Three young activists embody that pivot. Simcha Rothman spent the summer of 2005 blocking roads and filing petitions; he now chairs the Knesset’s Constitution, Law and Justice Committee. Bezalel Smotrich was arrested with jerry cans of gasoline, suspected of plotting to block Tel Aviv’s Ayalon Highway; today he controls the Finance Ministry and, unofficially, the settlement file. Yariv Levin, then a Likud lawyer, organized the party’s internal revolt against the pull-out; as justice minister, he unveiled the judicial-reform blueprint that shook Israel in 2023.

Ask each one what forged his mission, and he will point to Gush Katif. Rothman still calls the High Court’s 10–1 ruling upholding the evacuation law “the day the robe tore.” Smotrich traces his crusade against what he labels “legal tyranny” to the weeks he spent in a jail cell, never formally charged. Levin says he learned in 2005 that if unelected judges can overrule elected leaders, “democracy is hollow.”

Their answer to that wound is well known: override clauses, a heavier political hand on judicial appointments, and laws requiring super-majorities, or referendums, before any future territorial pull-back. Critics warn that these proposals threaten Israel’s checks and balances; the architects counter that the disengagement proved that checks without balances can bulldoze citizens’ rights.

The pull-out also rewired alliance maps. Many Religious Zionists walked away from Likud, furious that Ariel Sharon had flipped on his base.

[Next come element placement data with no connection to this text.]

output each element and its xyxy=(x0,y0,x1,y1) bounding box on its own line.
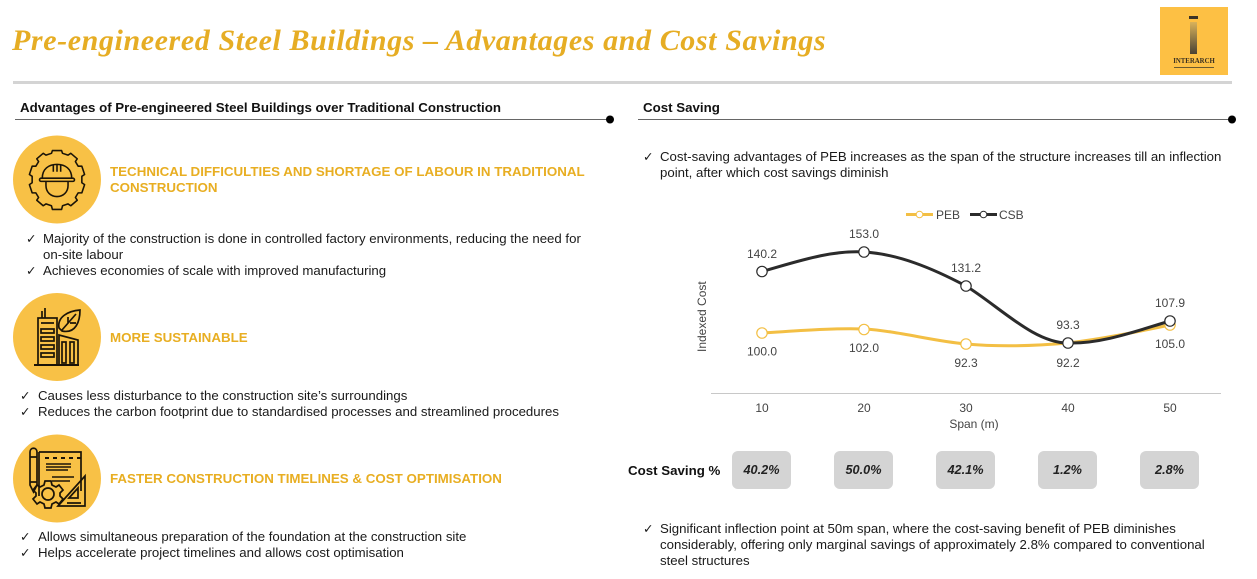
CSB series: 153.0 xyxy=(849,227,879,241)
list: faster construction points: ✓ xyxy=(20,546,30,560)
CSB series: 140.2 xyxy=(747,247,777,261)
heading: more sustainable: MORE SUSTAINABLE xyxy=(110,330,248,345)
header divider xyxy=(13,81,1232,84)
axes labels: Span (m) xyxy=(949,417,999,431)
list: sustainable points: ✓ xyxy=(20,405,30,419)
list: technical points xyxy=(26,231,581,278)
legend: PEB xyxy=(936,208,960,222)
heading: technical difficulties: TECHNICAL DIFFICULTIES AND SHORTAGE OF LABOUR IN TRADITIONAL CONSTRUCTION xyxy=(110,164,584,195)
icon: plans and tools xyxy=(13,434,101,522)
list: technical points: ✓ xyxy=(26,232,36,246)
text: inflection note: steel structures xyxy=(660,553,750,568)
axes labels: 10 xyxy=(755,401,769,415)
PEB series: 105.0 xyxy=(1155,337,1185,351)
list: faster construction points: ✓ xyxy=(20,530,30,544)
pill: 10m xyxy=(732,451,791,489)
PEB series: 92.3 xyxy=(954,356,978,370)
heading: faster construction: FASTER CONSTRUCTION TIMELINES & COST OPTIMISATION xyxy=(110,471,502,486)
text: cost saving intro: Cost-saving advantages of PEB increases as the span of the structure increases till an inflection xyxy=(660,149,1221,164)
text: inflection note: considerably, offering only marginal savings of approximately 2.8% compared to conventional xyxy=(660,537,1205,552)
pill: 50m: 2.8% xyxy=(1155,463,1184,477)
list: technical points: Majority of the construction is done in controlled factory environments, reducing the need for xyxy=(43,231,581,246)
list: technical points: on-site labour xyxy=(43,247,123,262)
list: sustainable points xyxy=(20,388,559,419)
pill: 20m xyxy=(834,451,893,489)
axes labels: 50 xyxy=(1163,401,1177,415)
pill: 50m xyxy=(1140,451,1199,489)
label: cost saving percent: Cost Saving % xyxy=(628,463,720,478)
list: faster construction points: Allows simultaneous preparation of the foundation at the construction site xyxy=(38,529,466,544)
CSB series xyxy=(747,227,1185,348)
pill: 10m: 40.2% xyxy=(744,463,779,477)
pill: 40m xyxy=(1038,451,1097,489)
icon: gear with helmet xyxy=(13,136,101,224)
logo: INTERARCH xyxy=(1173,58,1215,65)
list: technical points: Achieves economies of scale with improved manufacturing xyxy=(43,263,386,278)
pill: 20m: 50.0% xyxy=(846,463,881,477)
legend xyxy=(906,208,1024,222)
list: sustainable points: ✓ xyxy=(20,389,30,403)
list: sustainable points: Causes less disturbance to the construction site’s surroundings xyxy=(38,388,407,403)
text: cost saving intro: ✓ xyxy=(643,150,653,164)
PEB series xyxy=(747,320,1185,370)
axes labels: 40 xyxy=(1061,401,1075,415)
legend: CSB xyxy=(999,208,1024,222)
axes labels xyxy=(695,281,1221,431)
CSB series: 93.3 xyxy=(1056,318,1080,332)
axes labels: 20 xyxy=(857,401,871,415)
list: faster construction points: Helps accelerate project timelines and allows cost optimisation xyxy=(38,545,404,560)
logo xyxy=(1160,7,1228,75)
text: inflection note: Significant inflection point at 50m span, where the cost-saving benefit of PEB diminishes xyxy=(660,521,1176,536)
pill: 30m xyxy=(936,451,995,489)
text: inflection note xyxy=(643,521,1205,568)
list: technical points: ✓ xyxy=(26,264,36,278)
text: cost saving intro: point, after which cost savings diminish xyxy=(660,165,888,180)
pill: 40m: 1.2% xyxy=(1053,463,1082,477)
text: inflection note: ✓ xyxy=(643,522,653,536)
PEB series: 92.2 xyxy=(1056,356,1080,370)
list: sustainable points: Reduces the carbon footprint due to standardised processes and streamlined procedures xyxy=(38,404,559,419)
CSB series: 107.9 xyxy=(1155,296,1185,310)
text: cost saving intro xyxy=(643,149,1221,180)
CSB series: 131.2 xyxy=(951,261,981,275)
axes labels: 30 xyxy=(959,401,973,415)
PEB series: 100.0 xyxy=(747,344,777,358)
icon: green building xyxy=(13,293,101,381)
list: faster construction points xyxy=(20,529,466,560)
axes labels: Indexed Cost xyxy=(695,281,709,352)
pill: 30m: 42.1% xyxy=(948,463,983,477)
heading: advantages: Advantages of Pre-engineered Steel Buildings over Traditional Construction xyxy=(20,100,501,115)
heading: cost saving: Cost Saving xyxy=(643,100,720,115)
title: Pre-engineered Steel Buildings – Advantages and Cost Savings xyxy=(12,24,826,57)
PEB series: 102.0 xyxy=(849,341,879,355)
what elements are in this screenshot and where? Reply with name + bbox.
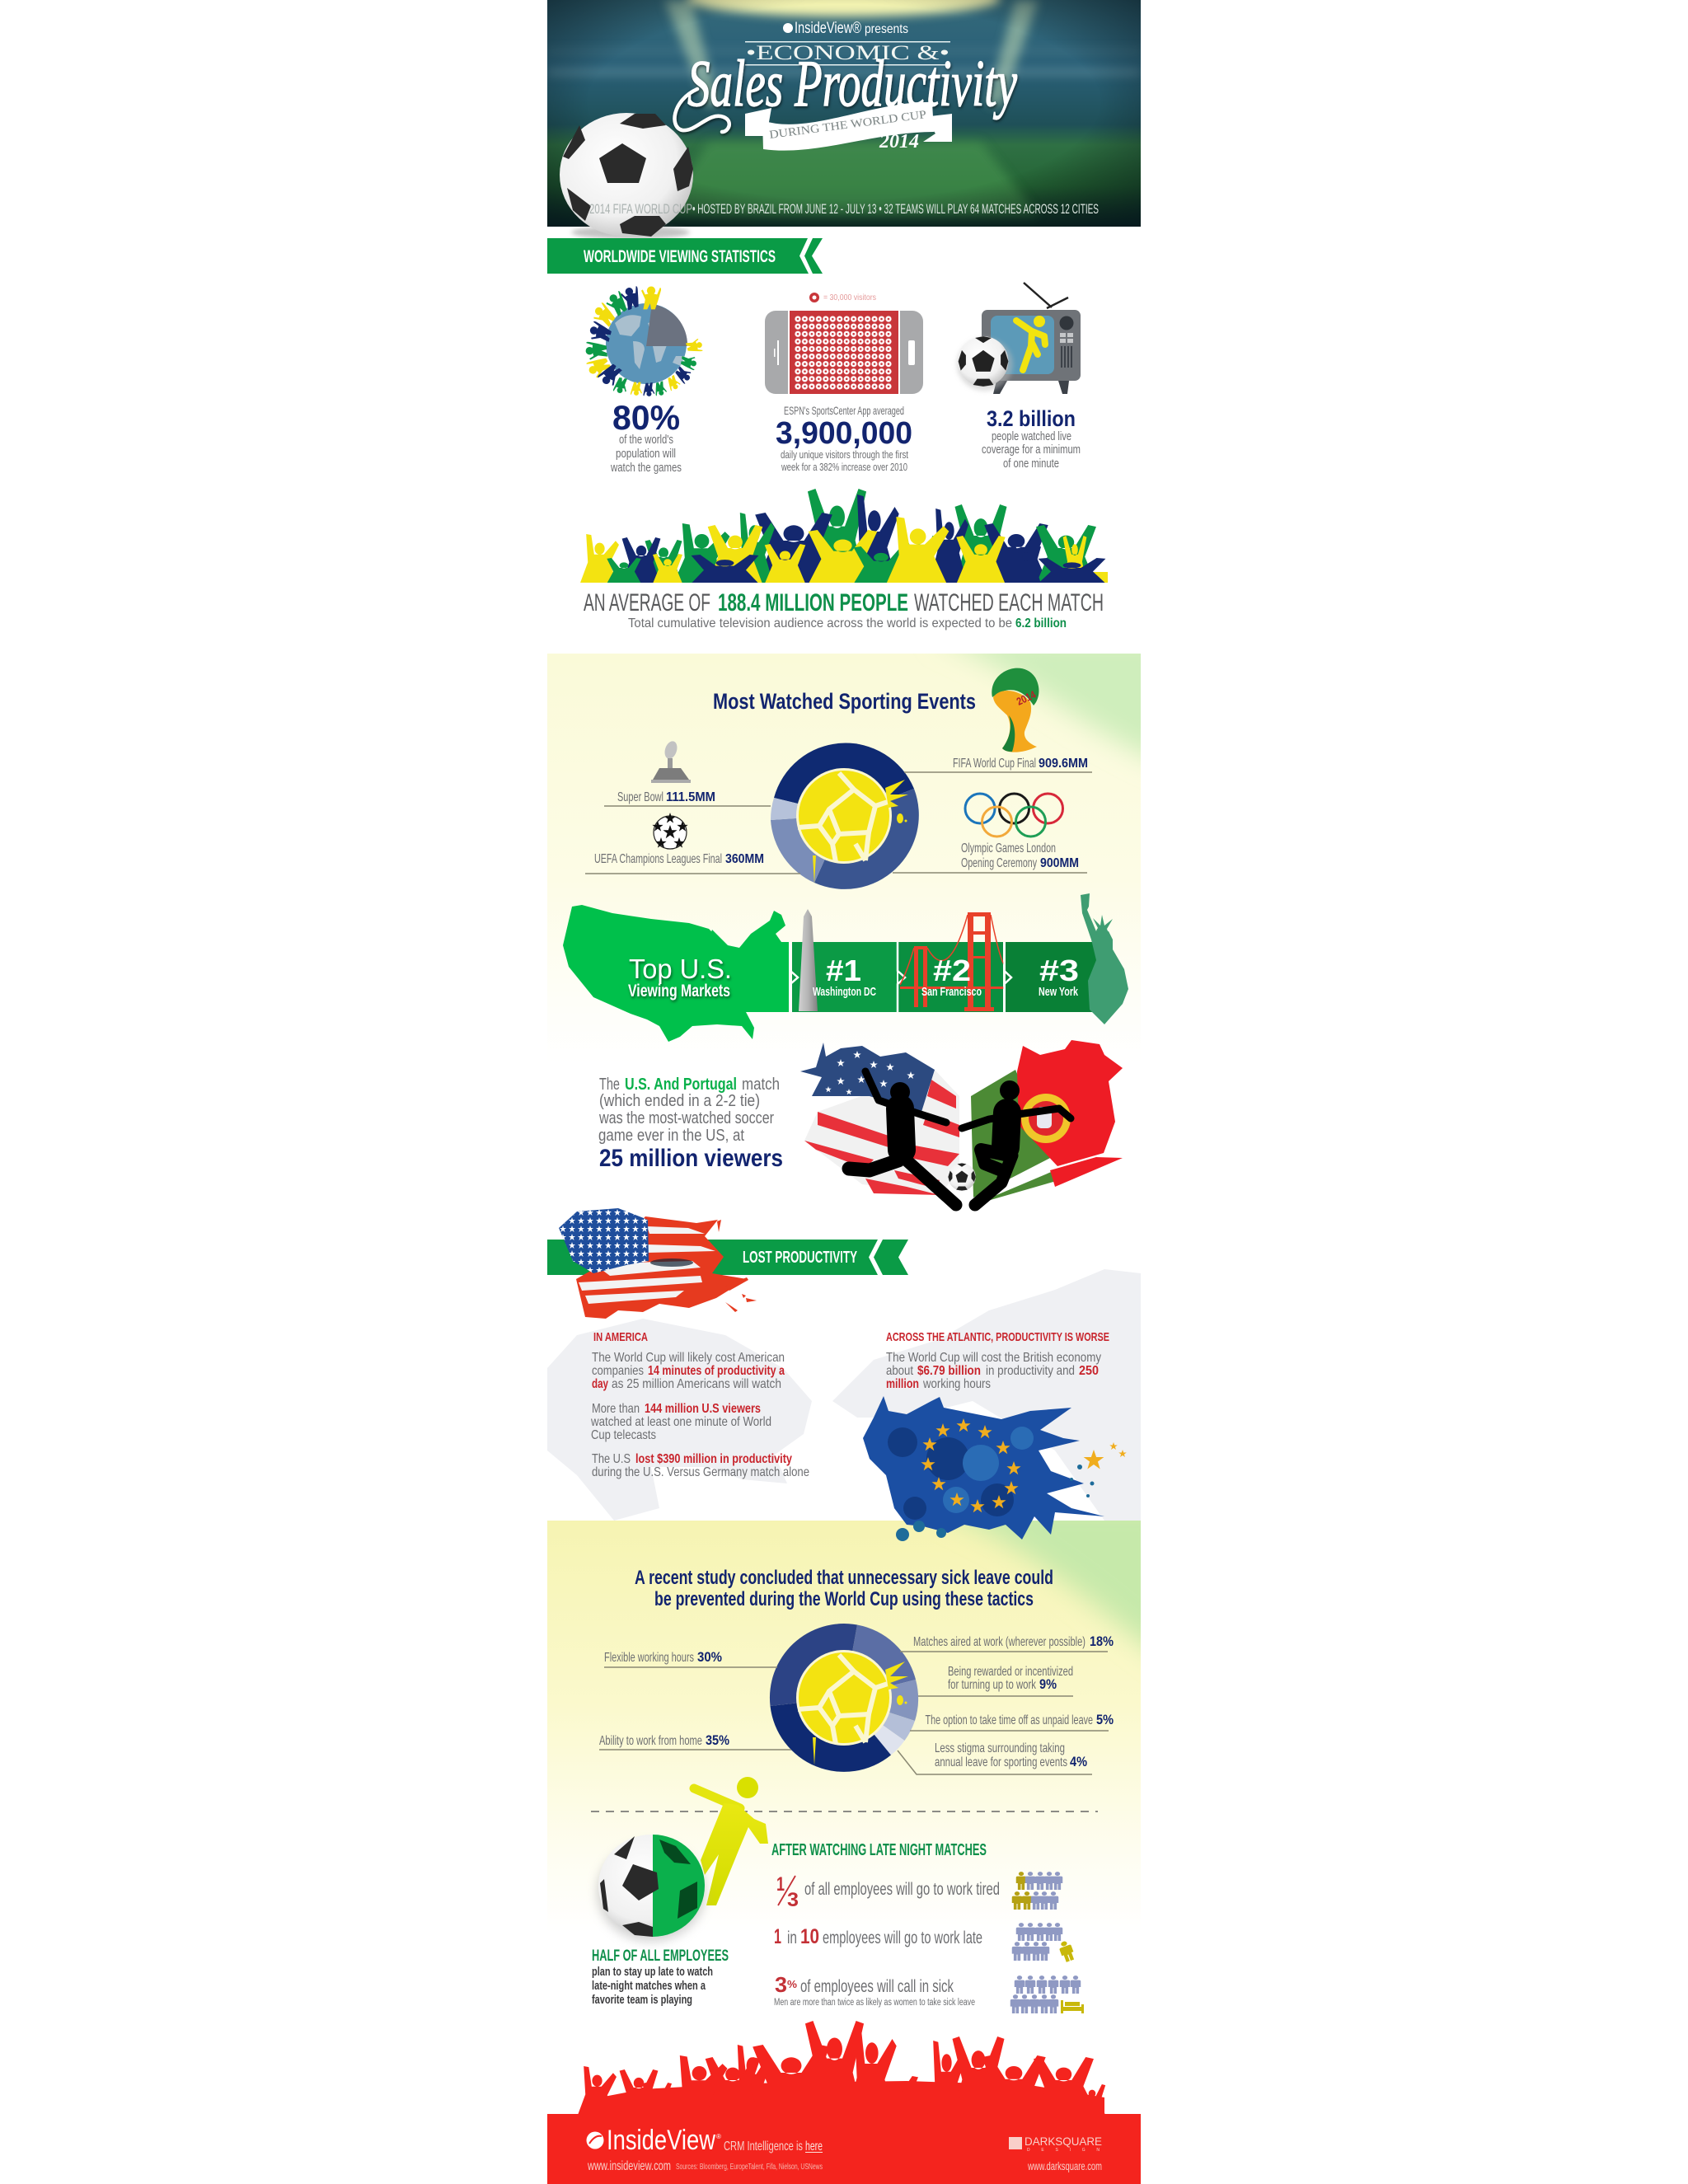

They eventually returned, under Benjamin Netanyahu (though he actually supported the disengagement), after Kadima, the centrist and liberal political party, collapsed – but they did so warily, setting tougher litmus tests on land concessions. In 2022, when the hard-right Religious Zionist Party surged to 14 seats, pollsters traced that growth to voters who first learned to distrust in August 2005.

Economically, scars linger. Three years after the evacuation, 80% of former Gaza settlers were still in prefab homes; unemployment among them was three times the national average; average family income had fallen nearly 40%. Even today, a quarter of those families remain below their pre-pull-out earnings. The State Comptroller twice blasted ministers for “serial failure” in resettlement, reinforcing the evacuees’ belief that promises mean little once TV cameras fade.

I keep replaying that hour of prayer because it froze a generation at the seam between faith and state power. Some of those girls went on to teach Hebrew in makeshift schools, others to infantry units, and some to therapy. A few now sit in the Knesset gallery, nodding as ministers argue about the very court that upheld their exile.

The disengagement’s architects said the pull-out would ease conflict. Instead, it sparked a quieter war over who decides Israel’s future: the ballot box, nine justices on King George Street, or, perhaps, a referendum. The orange ribbons have faded, but the legislative fire they sparked now burns on the Knesset floor.

I learned that lesson in Miami, tears blurring a borrowed TV screen. Twenty years on, the tune from Neveh Dekalim still lingers, half lament, half anthem. The question is whether we will keep singing together or drown one another out with the sound of our unfinished prayers.